Le attività svolte dalla delegazione durante i 15 gg:

a) visita nei villaggi, guidati dal padre comboniano per conoscere le effettive condizioni di vita del popolo.
b) Visita a missioni sia nell’isola che sul continente per conoscere l’importante apporto che questi religioni ogni giorno donano al popolo africano.
c) Aiuto manuale per piccoli lavori di ristrutturazione della casa
d) Conoscenza territoriale dell’isola ( percorribile a piedi viste piccole dimensioni tre km di lunghezza per 400 metri di larghezza), degli abitanti, delle strutture sanitarie ( ospedale ormai in degrado), delle condizioni igienico sanitarie
e) Conoscenza e primo approccio con i giovani dell’isola, con i quali sono stati organizzati due incontri per capire al meglio le loro esigenza. Nello specifico ci sono stati proposti e richiesti aiuti per poterli avviare al lavoro sull’isola.
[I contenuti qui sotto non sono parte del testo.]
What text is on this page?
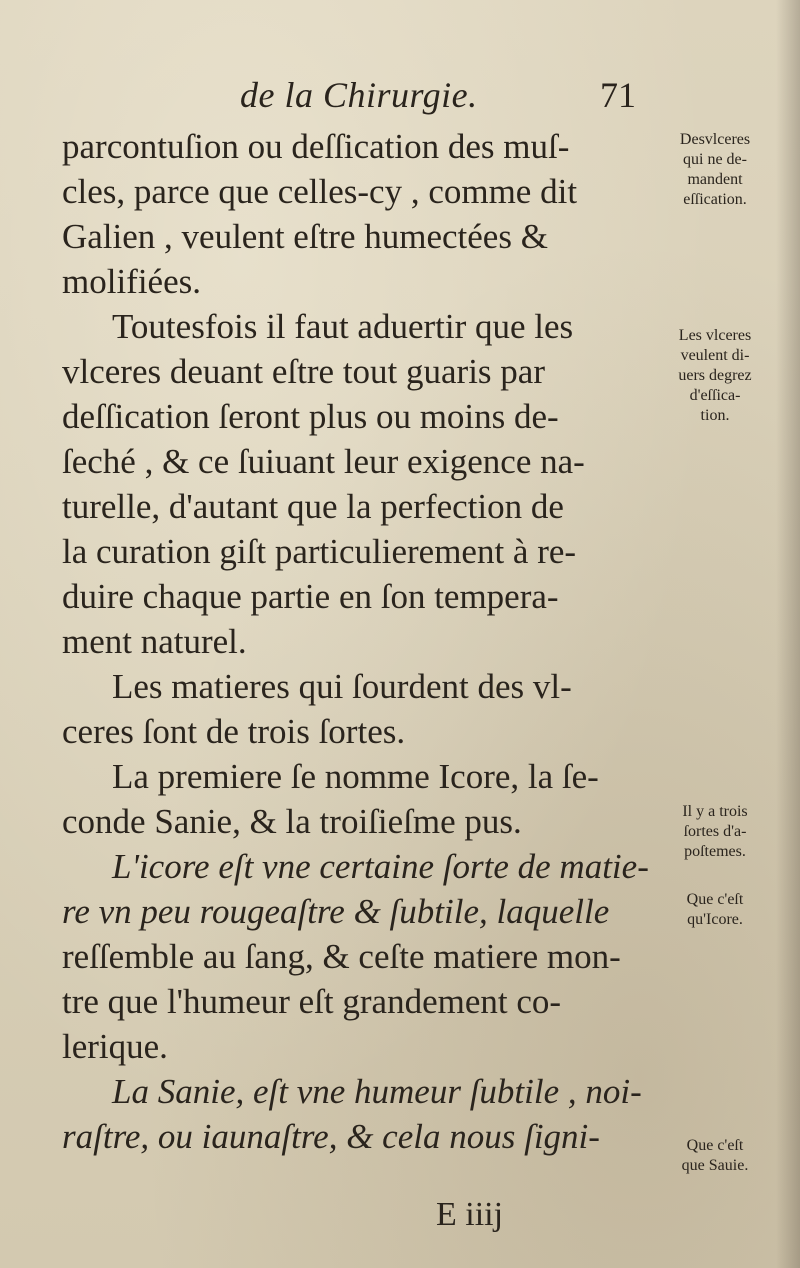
de la Chirurgie.	71
parcontuſion ou deſſication des muſ-
cles, parce que celles-cy , comme dit
Galien , veulent eſtre humectées &
molifiées.
Toutesfois il faut aduertir que les
vlceres deuant eſtre tout guaris par
deſſication ſeront plus ou moins de-
ſeché , & ce ſuiuant leur exigence na-
turelle, d'autant que la perfection de
la curation giſt particulierement à re-
duire chaque partie en ſon tempera-
ment naturel.
Les matieres qui ſourdent des vl-
ceres ſont de trois ſortes.
La premiere ſe nomme Icore, la ſe-
conde Sanie, & la troiſieſme pus.
L'icore eſt vne certaine ſorte de matie-
re vn peu rougeaſtre & ſubtile, laquelle
reſſemble au ſang, & ceſte matiere mon-
tre que l'humeur eſt grandement co-
lerique.
La Sanie, eſt vne humeur ſubtile , noi-
raſtre, ou iaunaſtre, & cela nous ſigni-
Desvlceres
qui ne de-
mandent
eſſication.
Les vlceres
veulent di-
uers degrez
d'eſſica-
tion.
Il y a trois
ſortes d'a-
poſtemes.
Que c'eſt
qu'Icore.
Que c'eſt
que Sauie.
E iiij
Sono stati consegnati dai ragazzi progetti che prevedono la bonifica dell’isola stessa al fine d renderla fruibile al turismo stesso, la lotta attraverso una corretta campagna di informazione all’aids, l’aiuto per la costituzione di cooperative che racchiudano la realizzazione e la possibile vendita da parte loro di artigianato dell’isola e l’attivazione di un supporto per le attività di agricoltura da fare sul continente ma che permettono alle famiglie di auto-consumare quanto viene prodotto e di ricavare dalla vendita quanto è necessario per l’acquisto di altri beni primari.

Il viaggio ha permesso di:
- conoscere personalmente l’attuale referente italiano del progetto: un padre Comboniano che da 10 anni circa vive sull’isola e che ha iniziato una serie di progetti con gli abitanti della zona;
- prendere contatti con ONG locali a cui potersi appoggiare per la presentazione di progetti;
- prendere contatti con il mondo cattolico presente, in particolare con il vescovo della diocesi in cui il progetto si andrà a realizzare.
- conoscere e vedere con occhio critico la realtà della zona, dell’isola come dell’interno della regione
I progetti possibili e realizzabili sono stati così individuati:

a)
ristrutturazione della casa della misericordia che avrà tre vocazioni specifiche:
- sociale: accoglienza di donne e bambini in cui attivare una serie di servizi igienico sanitari, creando dormitori, docce e mensa..
- sanitario: creare un punto di primo soccorso in cui andare a formare giovani per dare una professionalità che si concretizza in un nuovo mestiere e mettendo a disposizione un’ambulanza utile nei trasferimenti da e per l’ospedale ( attualmente l’unico accessibile e funzionante è quello di Nampula a 170 KM di distanza)
- turistico: realizzare nella casa alcune ambienti adatti ad accogliere una forma di “turismo responsabile” che permetta di ricavare fondi utili al mantenimento ordinario della struttura.
b) sostenere il funzionamento del LAR maschile ( gestito dal padre comboniano) e di quello Femminile ( gestito dalle suore francescane) Il LAR è un collegio in cui i ragazzi che vivono stabilmente in zone lontane dalle scuole presenti nell’isola possono vivere avendo garantiti vitto e alloggio.
c) Sostenere il funzionamento della mensa delle suore francescane che ogni giorno si prendono cura e sfamano circa 100 bambini
d) Creare collegamenti per l’adozione a distanza gestita dalle stesse suore francescane.

Un’idea sugli importi necessari per sostenere questi progetti:

18,00 euro mensili per il progetto di adozione dei bambini, al fine di garantire loro vestiti, iscrizione all’anagrafe, libri, cibo. Il periodo minimo di adozione è un anno.

300,00 euro mensili importo per sostenere la mensa delle suore francescane che ogni giorno sfamano 100 dei bambini di strada.

10.000 euro l’anno per sostenere il funzionamento del lar ( maschile o femminile)

20.000 euro l’impegno assunto dalla miselido e supportata delle mise di camaiore e capezzano per la ristrutturazione della casa della misericordia.